268 F. Supp. 767 | D. Kan. | 1967
MEMORANDUM AND ORDER DENYING PETITION
There has been filed with the clerk of this court a petition for a writ of habeas corpus signed and verified by FRED STEIN; the filing fee has been paid. The court, after examining the papers so filed makes the following findings and order.
It appears from the petition that Stein is currently in the custody of respondent under or by color of the United States and is serving a sentence imposed by the United States District Court, Central Division, for the Southdrn District of California, following a plea of not guilty and conviction by a jury. The conviction was affirmed on appeal. See Stein v. United States, 271 F.2d 895 (9th Cir. 1959), cert. denied, 362 U.S. 950, 80 S.Ct. 860, 4 L.Ed.2d 868. [Petition, ¶[¶[ 1, 2, 5, 6, 7, 8].
The grounds on which petitioner bases his allegation that he is being held in custody unlawfully may be summarized thus:
(a) that Count I of the Indictment is fatally defective, for failing to charge an essential element of the offense under 21 U.S.C. § 174, knowledge that the narcotics were imported into the United States contrary to law;
(b) the conviction under the remaining counts, III, IV, V, and VI are invalid, because all evidence introduced by the government in support of these counts was introduced under the invalid Count I.
Petitioner raised the identical grounds herein in a motion to vacate under 28 U.S.C. § 2255 in the sentencing court. It was denied without hearing, and the denial was affirmed on appeal. See Stein v. United States, 313 F.2d 518 (9th Cir. 1962).

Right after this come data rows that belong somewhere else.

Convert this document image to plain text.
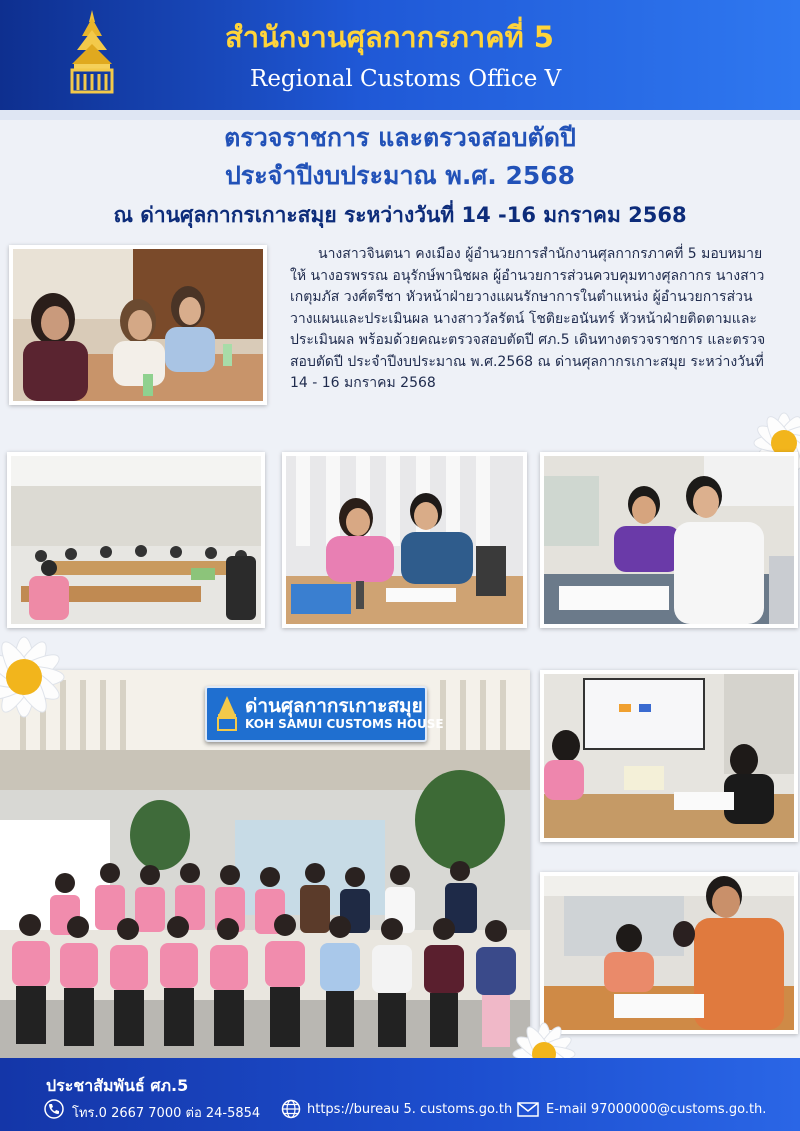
สำนักงานศุลกากรภาคที่ 5
Regional Customs Office V
ตรวจราชการ และตรวจสอบตัดปี
ประจำปีงบประมาณ พ.ศ. 2568
ณ ด่านศุลกากรเกาะสมุย ระหว่างวันที่ 14 -16 มกราคม 2568
นางสาวจินตนา คงเมือง ผู้อำนวยการสำนักงานศุลกากรภาคที่ 5 มอบหมายให้ นางอรพรรณ อนุรักษ์พานิชผล ผู้อำนวยการส่วนควบคุมทางศุลกากร นางสาวเกตุมภัส วงศ์ตรีชา หัวหน้าฝ่ายวางแผนรักษาการในตำแหน่ง ผู้อำนวยการส่วนวางแผนและประเมินผล นางสาววัลรัตน์ โชติยะอนันทร์ หัวหน้าฝ่ายติดตามและประเมินผล พร้อมด้วยคณะตรวจสอบตัดปี ศภ.5 เดินทางตรวจราชการ และตรวจสอบตัดปี ประจำปีงบประมาณ พ.ศ.2568 ณ ด่านศุลกากรเกาะสมุย ระหว่างวันที่ 14 - 16 มกราคม 2568
ด่านศุลกากรเกาะสมุย
KOH SAMUI CUSTOMS HOUSE
ประชาสัมพันธ์ ศภ.5
โทร.0 2667 7000 ต่อ 24-5854	https://bureau 5. customs.go.th	E-mail 97000000@customs.go.th.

28 U.S.C. § 2255 provides, in part, as follows:
“An application for a writ of habeas corpus in behalf of a prisoner who is authorized to apply for relief by motion pursuant to this section, shall not be entertained if it appears that the applicant has failed to apply for relief, by motion, to the court which sentenced him, or that such court has denied him relief, unless it also appears that the remedy by motion is inadequate or ineffective to test the legality of his detention.”
Petitioner does not contend his remedy in the sentencing court is inadequate or ineffective. Neither do any facts appear which would support that allegation. “Failure to obtain relief under § 2255 does not establish that the remedy so provided is either inadequate or ineffective.” Overman v. United States, 322 F.2d 649 (10th Cir. 1963) (per curiam). Habeas corpus is not an additional, alternative, or supplemental remedy to the relief afforded by a § 2255 motion in the sentencing court. See Williams v. United States, 323 F.2d 672 (10th Cir. 1963) (per curiam); Barkan v. United States, 341 F.2d 95 (10th Cir. 1965) (per curiam). Numerous decisions of this Circuit have upheld the exclusiveness of the § 2255 motion, absent a showing of its inadequacy or ineffectiveness. Petitioner’s contentions herein were fully aired before the Ninth Circuit. The fact that a different rule of law may obtain in this Circuit concerning the validity of the indictment he seeks to attack does not diminish the adequacy or effectiveness of his remedies under § 2255. We do not sit to review the findings of the Ninth Circuit Court of Appeals, and petitioner, who has fully prosecuted his § 2255 motion therein, may not appeal therefrom to this court. We shall not presume to find petitioner’s rights inadequately protected or determined from a mere conflict of laws.
It is ordered that the petition currently filed be and it is hereby denied without prejudice. The clerk shall enter judgment accordingly.
It is further ordered that copies of this Memorandum be mailed to the parties named herein; in addition, a copy shall be mailed to the office of the United States Attorney for this District.